Every signature file is numbered, and every import of a signature file refers to a specific number. This number is unique among all other modules in a unit which share the same name. For backwards compatibility, some number/file name extensions are treated specially:

  1. .hs files compile to .hi (implicitly numbered 0)
  2. .hs-boot files compile to .hi-boot (implicitly numbered 1)
  3. .hsig files compile to .hi-boot (implicitly numbered 1)
  4. .n.hsig files compile to .n.hi-boot (numbered n, where n is greater than 1)
  • *Flex point:** We could give .hsig files their own file extension

for interface files; just would require some more work to distinguish between hs-boot and hsig as well as record the numbering.

To import, the {-# SOURCE n #-} pragma can be used (with {-# SOURCE #-} being equivalent {-# SOURCE 1 #-}.)

Inline Backpack files can omit numbering, since we can figure it out based on the ordering of declarations (numbering in REVERSE order of occurrence). Example 2 can be numbered as follows:

    signature {-# SOURCE 2 #-} A
    signature {-# SOURCE 1 #-} B where
        import {-# SOURCE 2 #-} A
        ...
    signature {-# SOURCE 1 #-} A where
        import {-# SOURCE 1 #-} B
        ...

Internal consequences

In many places in the code today, we record a boolean indicating if we depended on the boot interface hi-boot or the normal interface hi. We now replace this marker with an integer which records the numbering. The primary affected components are dependency recording in interfaces, interface loading code in GHC, and the implementation of --make.

Interaction with signature merging

Unlike hs-boot files, hsig files can be included from external units, in which case the semantics are that all signatures in scope are merged together. The key rule is that we **generate an hi file for each partial merge**; this means that whenever we want to typecheck a module, there is exactly one interface file per module we import. Consider this example:

unit a-sig where
    signature A
unit a-sig2 where
    signature A
unit p where
    include a-sig
    module B
    include a-sig2
    module C
    signature A
    module D

When compiling this, we generate four interface files for A:

unit p where
    include a-sig
    -- Produces A.3.hi-boot (a-sig)
    module B -- uses A.3.hi-boot
    include a-sig2
    -- Produces A.2.hi-boot (a-sig + a-sig2)
    module C -- uses A.2.hi-boot
    signature A
    -- Produces A.hi-boot (everything)
    module D -- uses A.hi-boot
    -- At the end, A.hi-boot copied to A.hi to be publically visible

Can we do anything simpler?

There are a few barriers to doing something simpler:

  1. We can avoid generating extra interface files if we instead merge them on-the-fly when we use them.
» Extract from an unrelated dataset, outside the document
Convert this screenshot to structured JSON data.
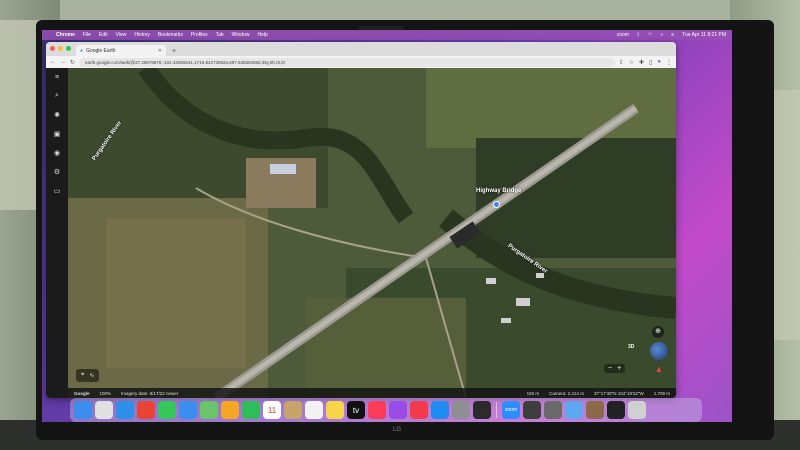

However, this forces later instances of GHC to do repeated work remerging interface files, so it seems desirable from a performance perspective to merge before writing. Another scheme is that we could merge on use for signatures in the home package, and then write out a unified file at the very end, trading off performance for less written interface files.
  2. The Backpack language is defined in a way that allows modules, signatures and includes to be ordered in a semantically meaningful way. For example:
unit q where
    signature M
    signature A where
        f :: Int -> Int
    ...
unit p where
    signature A where
        data T
    module M where
        import A -- should get T but not f
        ...
    include q -- fill in M
    module S where
        import A -- should get T and f

This means that even within a unit, the interface of a signature file may differ. We could rule this out, but we would have to work out how to explain this limitation to users. (For example, we could solve the example above by saying that units which define modules do not bring their signatures into scope for a package which imports them; but this is a pretty ad hoc rule! And you still have to deal with repeated signatures, or a signature importing a module importing a signature. There are a lot of cases.)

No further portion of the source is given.